The purpose of this study was to evaluate the effects of alendronate on orthodontic tooth movement (OTM) and bone modelling/remodelling in an osteogenesis imperfecta (OI) mice model. Ten-week-old male and female OI mice (Col1a2oim, n = 32) were divided into four groups: 1. Alendronate male (AM, n = 8), 2. Alendronate female (AF, n = 8), 3. saline male (SM, n = 8), and 4. saline female (SF, n = 8). The mice in all four groups received either Alendronate (0.05 mg/kg) or vehicle (saline 0.05 mg/kg) subcutaneously for 2 weeks prior to the placement of orthodontic spring. A nickel-titanium spring applying 3-5 cN of force was used to perform the OTM for 1 week. After 7 days of OTM, the OI mice were euthanized with CO2 inhalation and microfocus computed tomography and histological analyses were performed. AM and AF mice showed a significant decrease (P < 0.05) in the rate of OTM compared with SM and SF mice, respectively. In addition, AM and AF mice showed a significant increase (P < 0.05) in the bone volume fraction (BVF) and tissue density (TD) compared with SM and SF mice. Histological analysis of haematoxylin-eosin staining revealed a hyalinization zone in AM and AF mice compared with SM and SF mice.
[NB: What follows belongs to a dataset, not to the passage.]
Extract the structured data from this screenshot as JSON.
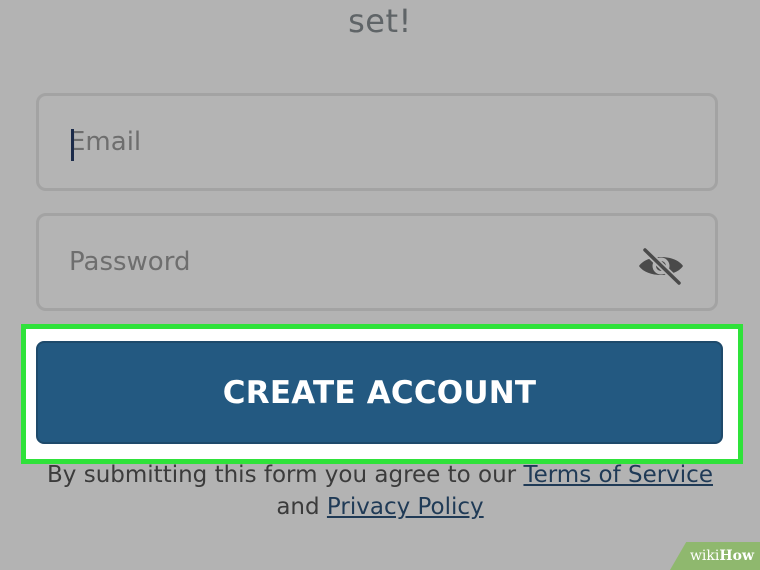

Furthermore, tartrate-resistant acid phosphatase staining indicated decreased number of osteoclasts in AM and AF mice compared with SM and SF mice. Picrosirius red staining showed, Alendronate treatment led to thick uniform and smooth morphology of collagen fibres as compared with saline group. Similarly, second harmony generation images also revealed thicker collagen fibres at the periodontal ligament (PDL)-cementum entheses and PDL-alveolar bone entheses in AM and AF mice compared with SM and SF mice. Alendronate led to a decrease in the rate of OTM, increase in BVF and TD, decrease in the number of osteoclasts, and smooth and thick collagen fibres compared with saline in both male and female OI mice.